Basta pensare allo Statuto di Hamas, che non riconosce lo Stato degli ebrei. O all’Iran, alla Siria, ma anche diversi paesi dell’area mediorientale che hanno più volte giustificato o addirittura armato la mano di chi attacca gli ebrei. Ma penso anche alle ripetute interpellanze, risoluzioni e prese di posizione in sede Onu da parte di paesi arabi o dell’area subsahariana contrari ad Israele. La mia posizione è di totale sdegno verso questi atteggiamenti che ci portano ben lontano da ogni prospettiva di pace.

Qual è la sua percezione del caso Italia? Riscontra una situazione di particolare rischio?

Sento di poter dire che l’Italia sia un paese dove gli ebrei ancora non rischiano la vita a camminare per strada con la kippah in testa o frequentando i luoghi di ritrovo ebraici come sinagoghe o scuole. Vero è che viviamo in uno Stato che sta tutelando la nostra sicurezza negli spazi di aggregazione. Mi rendo conto che anche in Italia stanno crescendo gruppi estremisti che ce l’hanno apertamente anche contro gli ebrei. Manifestazioni come quella di Milano di tre settimane fa in cui sono stati urlati slogan stragisti nei confronti degli ebrei, ma anche manifestazioni come quelle di Casa Pound o Forza Nuova dove si inneggia a gerarchi nazisti o si esibiscono simboli nazisti e fascisti, tutto questo ci preoccupa.

Sono solo dei balordi quelli che stampano adesivi con Anna Frank o c’è qualcosa di più profondo?

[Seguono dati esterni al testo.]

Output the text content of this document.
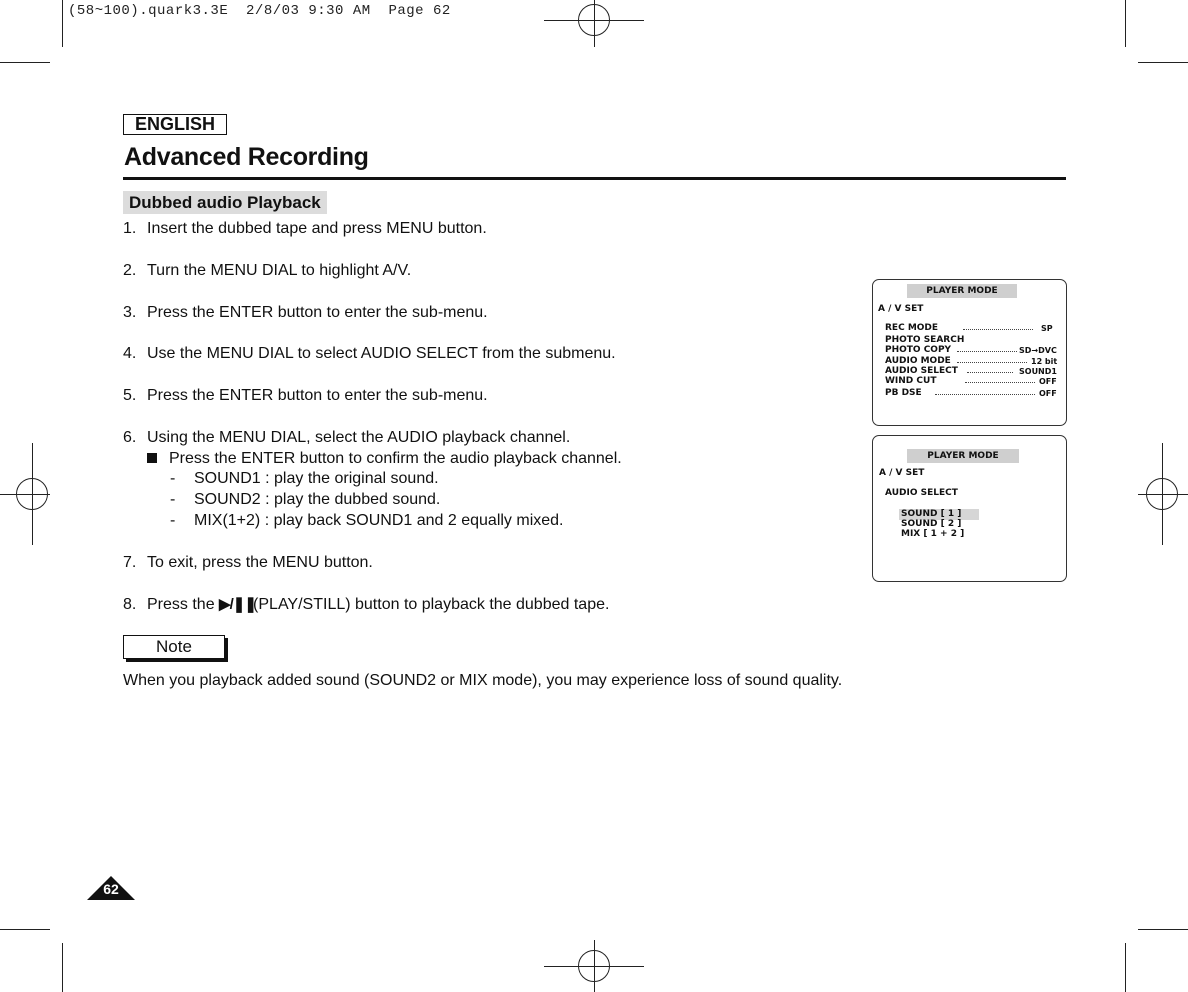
(58~100).quark3.3E  2/8/03 9:30 AM  Page 62
ENGLISH
Advanced Recording
Dubbed audio Playback
1. Insert the dubbed tape and press MENU button.
2. Turn the MENU DIAL to highlight A/V.
3. Press the ENTER button to enter the sub-menu.
4. Use the MENU DIAL to select AUDIO SELECT from the submenu.
5. Press the ENTER button to enter the sub-menu.
6. Using the MENU DIAL, select the AUDIO playback channel.
Press the ENTER button to confirm the audio playback channel.
- SOUND1 : play the original sound.
- SOUND2 : play the dubbed sound.
- MIX(1+2) : play back SOUND1 and 2 equally mixed.
7. To exit, press the MENU button.
8. Press the ▶/❚❚(PLAY/STILL) button to playback the dubbed tape.
Note
When you playback added sound (SOUND2 or MIX mode), you may experience loss of sound quality.
62
PLAYER MODE
A / V SET
REC MODE	SP
PHOTO SEARCH
PHOTO COPY	SD→DVC
AUDIO MODE	12 bit
AUDIO SELECT	SOUND1
WIND CUT	OFF
PB DSE	OFF
PLAYER MODE
A / V SET
AUDIO SELECT
SOUND [ 1 ]
SOUND [ 2 ]
MIX [ 1 + 2 ]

La mia reazione iniziale è stata di credere che si trattasse di qualche cretino che, nel contesto di una specifica tifoseria, si era già distinto per atteggiamenti preoccupanti come cori antisemiti o slogan contro persone di colore. Ho pensato che in quella specifica circostanza quelle persone avessero scelto di utilizzare un altro simbolo per far valere il proprio disprezzo per la squadra avversaria. Ma poi ci ho ripensato, perché questi fenomeni sono purtroppo contagiosi e spingono altre tifoserie a copiare questo tipo di simbologia. Se si pensa poi a come attraverso i media questi soggetti ottengono un momento di protagonismo anche al di là dell’ambito locale, non si può che essere preoccupati. Su questo dobbiamo stare attenti a non ingrandire fenomeni pur gravi, perché le prime pagine spesso creano emulazione e, in seconda battuta, anche assuefazione.